- Born: End of 16th century Valdepeñas, Ciudad Real
- Occupations: Biographer, poet
- Writing career
- Language: Spanish
- Notable works: Eternidad del Rey don Filipe Tercero nuestro señor, el piadoso

= Ana de Castro Egas =

Spanish writer

Ana de Castro Egas was a Spanish poet and biographer of the Spanish Golden Age. The only text known by Castro Egas is the Eternidad del rey nuestro señor don Felipe III (Eternity to the King our Lord Don Felipe III), published in 1629.

== Life ==
Ana de Castro Egas was born in the end of 16th century in Valdepeñas, in the province of Ciudad Real, and resided in Madrid.
As a child, she met Cardinal-Infante Ferdinand of Austria and later became part of the inner circle of the Royal House and a close friend of the Dukes of Lerma and Uceda.
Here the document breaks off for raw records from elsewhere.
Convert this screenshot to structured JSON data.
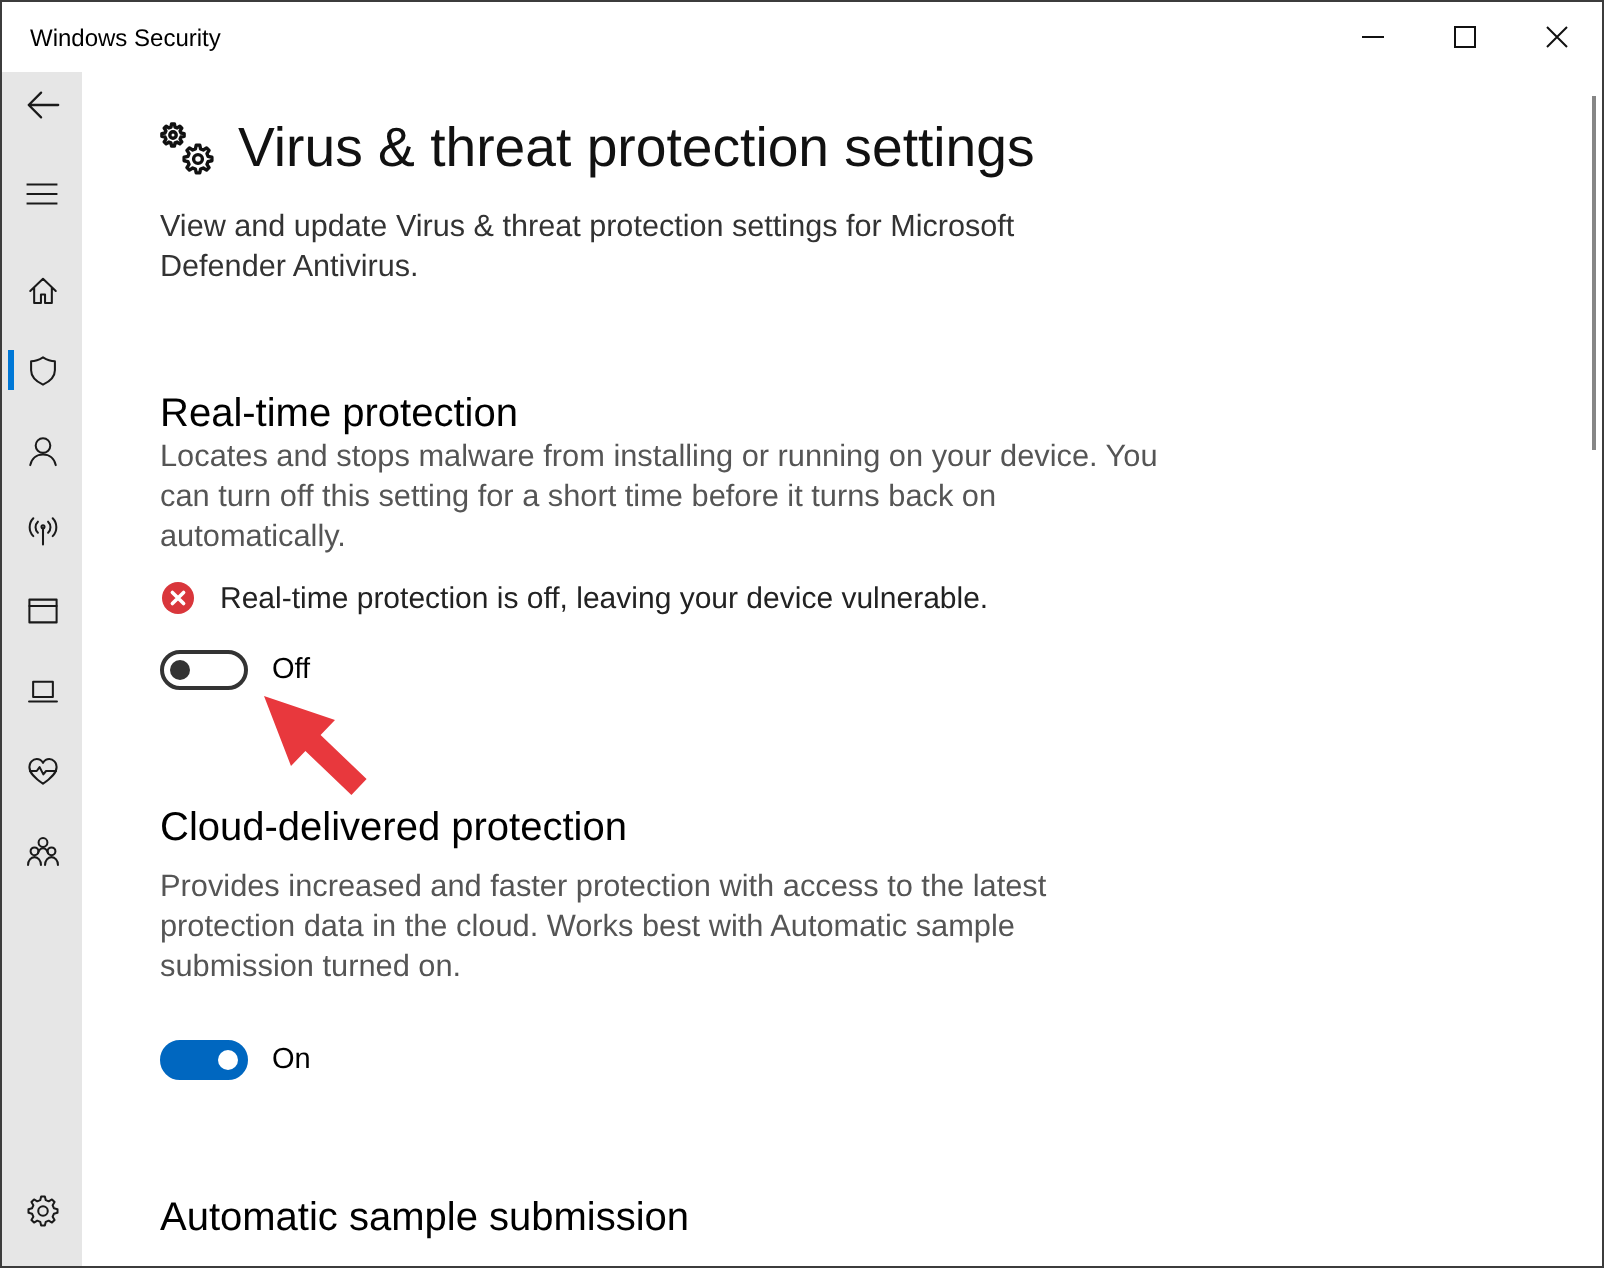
{
  "window": {
    "title": "Windows Security"
  },
  "sidebar": {
    "nav_items": [
      {
        "kind": "home",
        "selected": false
      },
      {
        "kind": "virus_protection",
        "selected": true
      },
      {
        "kind": "account",
        "selected": false
      },
      {
        "kind": "firewall",
        "selected": false
      },
      {
        "kind": "app_control",
        "selected": false
      },
      {
        "kind": "device_security",
        "selected": false
      },
      {
        "kind": "device_health",
        "selected": false
      },
      {
        "kind": "family",
        "selected": false
      }
    ],
    "footer_items": [
      {
        "kind": "settings",
        "selected": false
      }
    ]
  },
  "page": {
    "title": "Virus & threat protection settings",
    "description": "View and update Virus & threat protection settings for Microsoft Defender Antivirus.",
    "sections": [
      {
        "heading": "Real-time protection",
        "description": "Locates and stops malware from installing or running on your device. You can turn off this setting for a short time before it turns back on automatically.",
        "alert": {
          "text": "Real-time protection is off, leaving your device vulnerable."
        },
        "toggle": {
          "on": false,
          "label": "Off",
          "arrow_callout": true
        }
      },
      {
        "heading": "Cloud-delivered protection",
        "description": "Provides increased and faster protection with access to the latest protection data in the cloud. Works best with Automatic sample submission turned on.",
        "toggle": {
          "on": true,
          "label": "On"
        }
      },
      {
        "heading": "Automatic sample submission"
      }
    ]
  }
}
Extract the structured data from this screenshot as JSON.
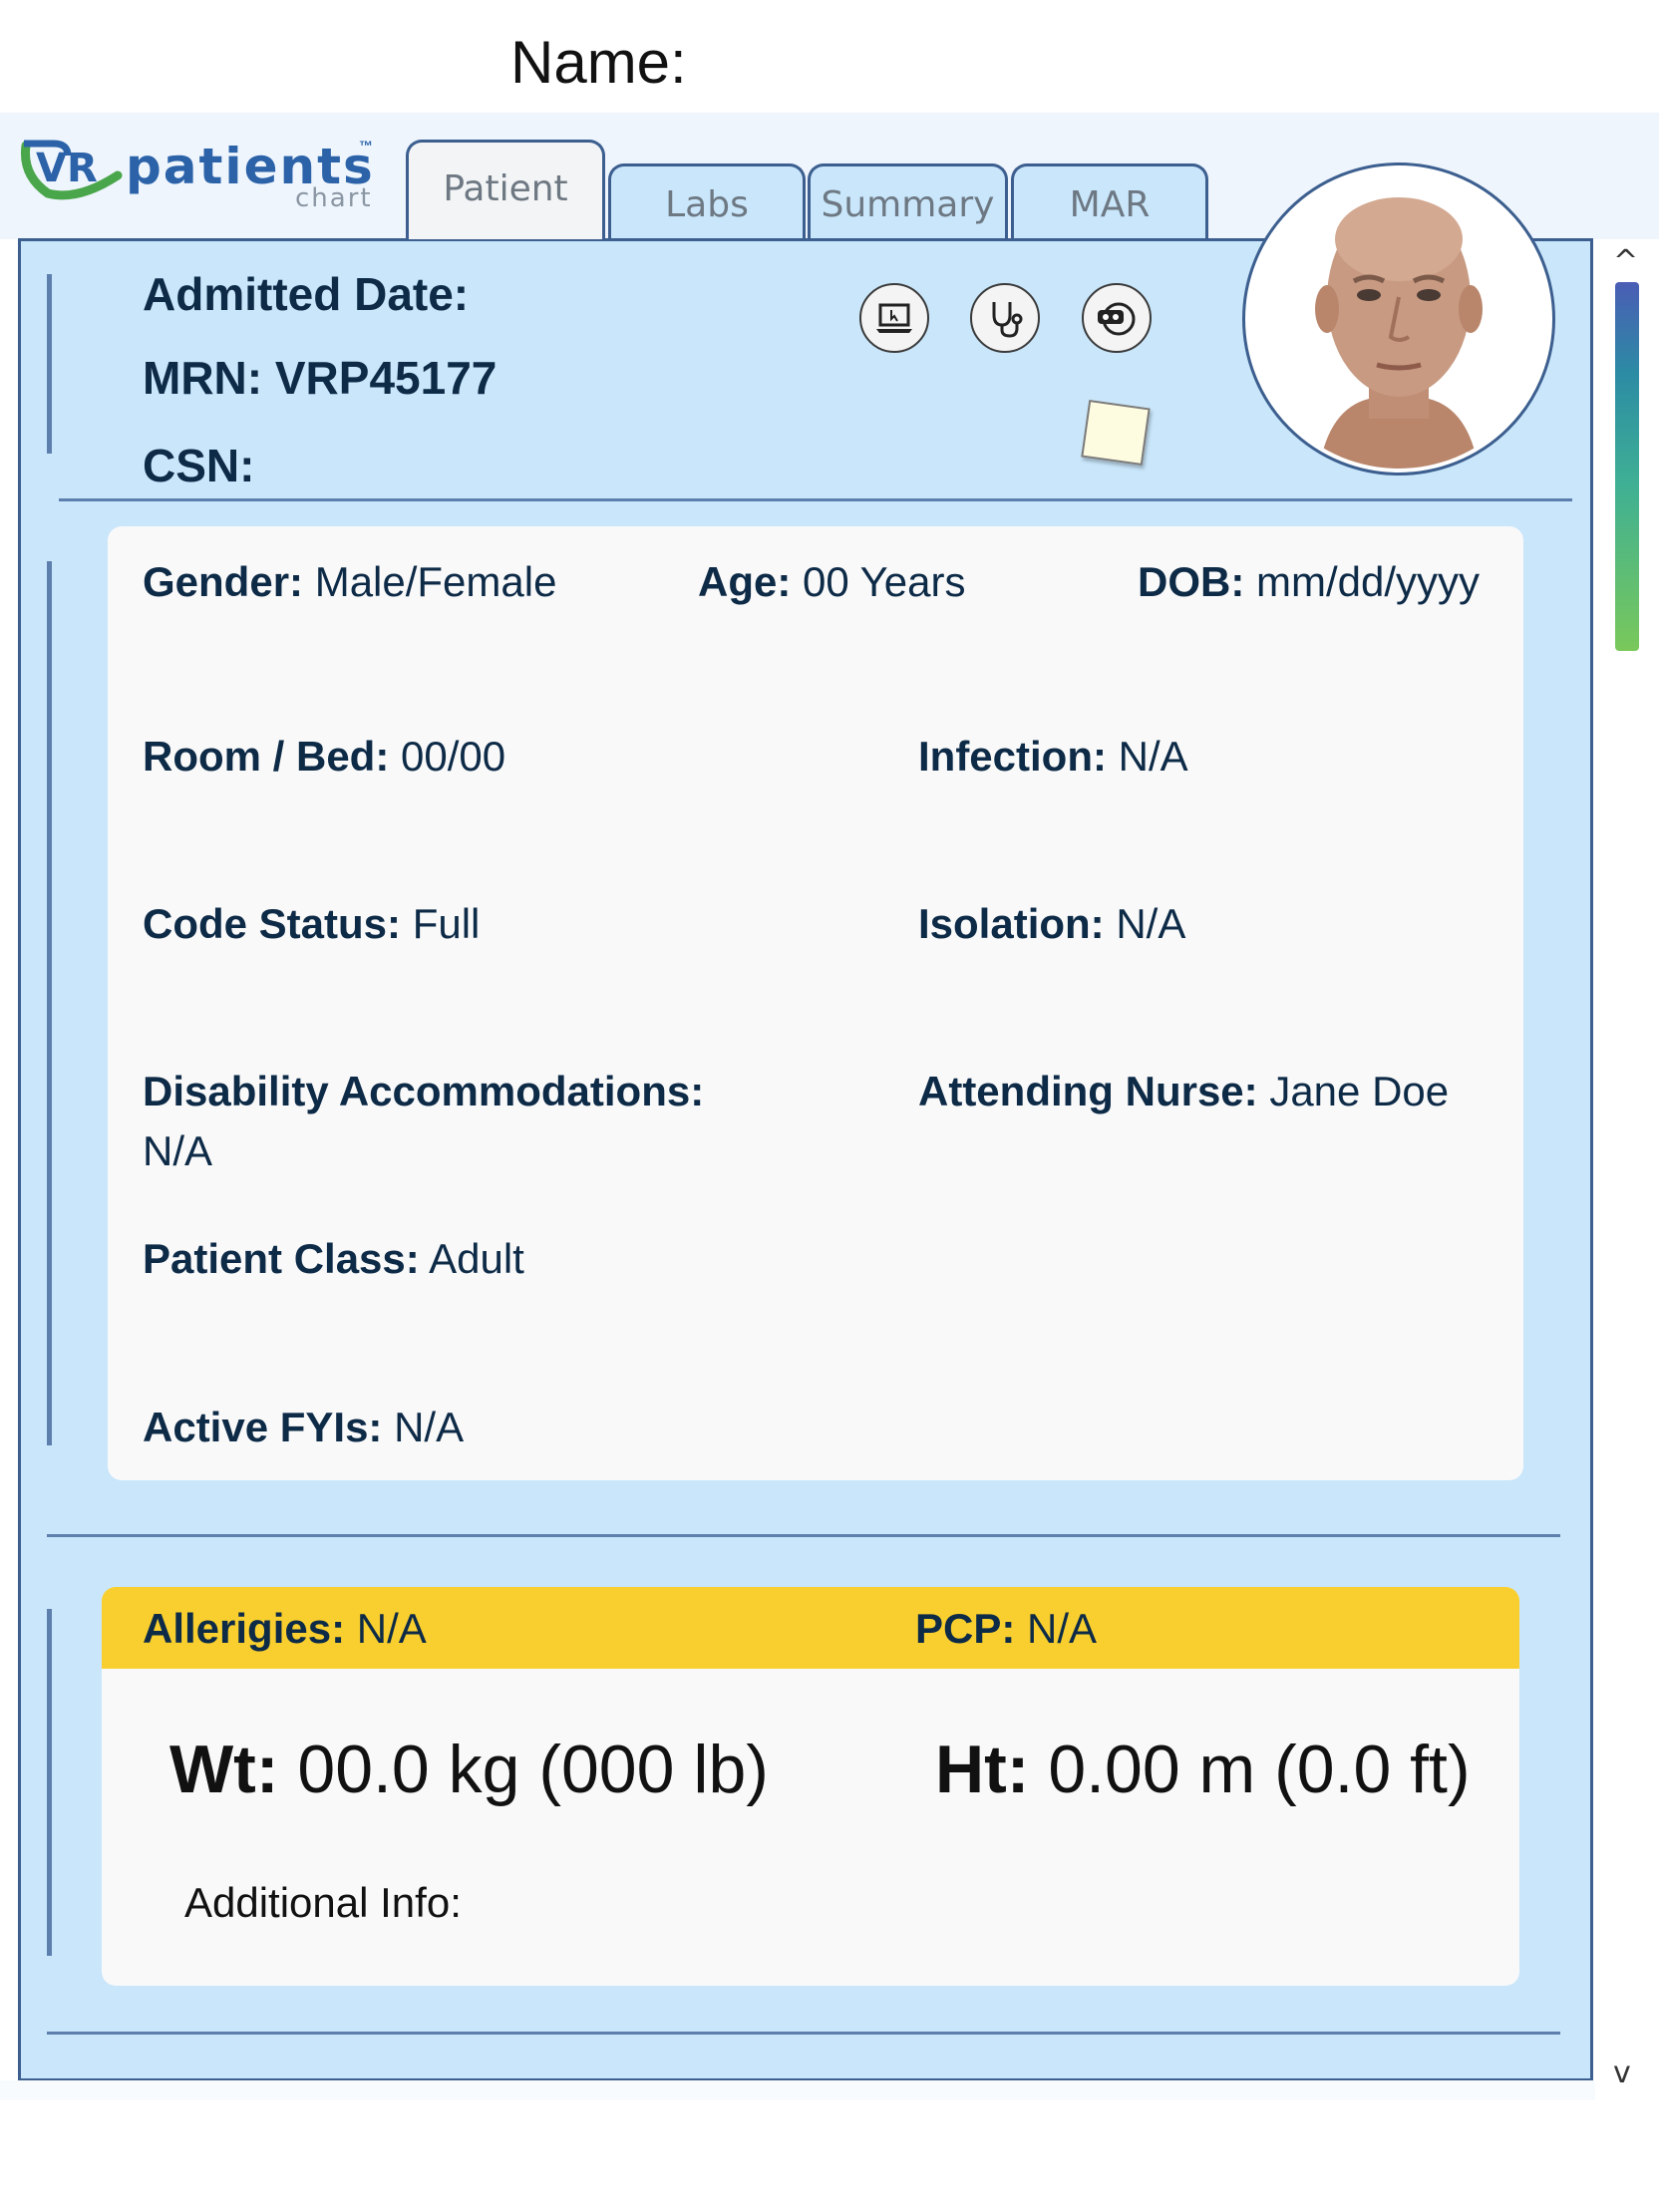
{
  "worksheet": {
    "name_label": "Name:"
  },
  "logo": {
    "mark": "VR",
    "word": "patients",
    "tm": "™",
    "sub": "chart"
  },
  "tabs": [
    {
      "label": "Patient",
      "active": true
    },
    {
      "label": "Labs",
      "active": false
    },
    {
      "label": "Summary",
      "active": false
    },
    {
      "label": "MAR",
      "active": false
    }
  ],
  "header": {
    "admitted_label": "Admitted Date:",
    "admitted_value": "",
    "mrn_label": "MRN:",
    "mrn_value": "VRP45177",
    "csn_label": "CSN:",
    "csn_value": ""
  },
  "icons": [
    "laptop-icon",
    "stethoscope-icon",
    "vr-headset-icon",
    "sticky-note-icon"
  ],
  "demographics": {
    "gender": {
      "label": "Gender:",
      "value": "Male/Female"
    },
    "age": {
      "label": "Age:",
      "value": "00 Years"
    },
    "dob": {
      "label": "DOB:",
      "value": "mm/dd/yyyy"
    },
    "room_bed": {
      "label": "Room / Bed:",
      "value": "00/00"
    },
    "infection": {
      "label": "Infection:",
      "value": "N/A"
    },
    "code_status": {
      "label": "Code Status:",
      "value": "Full"
    },
    "isolation": {
      "label": "Isolation:",
      "value": "N/A"
    },
    "disability": {
      "label": "Disability Accommodations:",
      "value": "N/A"
    },
    "attending_nurse": {
      "label": "Attending Nurse:",
      "value": "Jane Doe"
    },
    "patient_class": {
      "label": "Patient Class:",
      "value": "Adult"
    },
    "active_fyis": {
      "label": "Active FYIs:",
      "value": "N/A"
    }
  },
  "clinical": {
    "allergies": {
      "label": "Allerigies:",
      "value": "N/A"
    },
    "pcp": {
      "label": "PCP:",
      "value": "N/A"
    },
    "weight": {
      "label": "Wt:",
      "value": "00.0 kg (000 lb)"
    },
    "height": {
      "label": "Ht:",
      "value": "0.00 m (0.0 ft)"
    },
    "additional_info_label": "Additional Info:"
  },
  "scrollbar": {
    "up": "^",
    "down": "v"
  },
  "colors": {
    "panel": "#c9e6fb",
    "border": "#3c5f8f",
    "card": "#f9f9f9",
    "allergy_band": "#f8cf2e",
    "text": "#0d2a47"
  }
}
Ferdinand suggested Castro Egas become a biographer of his father, King Philip III of Spain.

Castro Egas started to work on the biography of Philip III along with Francisco de Quevedo, who wrote the preface for her book. In 1629, Eternidad del Rey don Filipe Tercero nuestro señor, el piadoso was published. The book is a panegyric in prose written to celebrate Philip III. It is the only surviving work of Castro Egas.

It is known about Castro Egas from the numerous poems and prose stories that major poets and writers of her time wrote about her and dedicated to her, including Lope de Vega, Quevedo, Valdivieso, Mira de Amescua, Bocangel, López Zárate, Pérez de Montalbán, and Pellicer.

Castro Egas closely collaborated with her niece Catalina del Río, and her cousins Clara María and Ana María de Castro. She was known as a promoter of including women in literary and academic circles.

The date of Ana de Castro Egas' death remains unknown.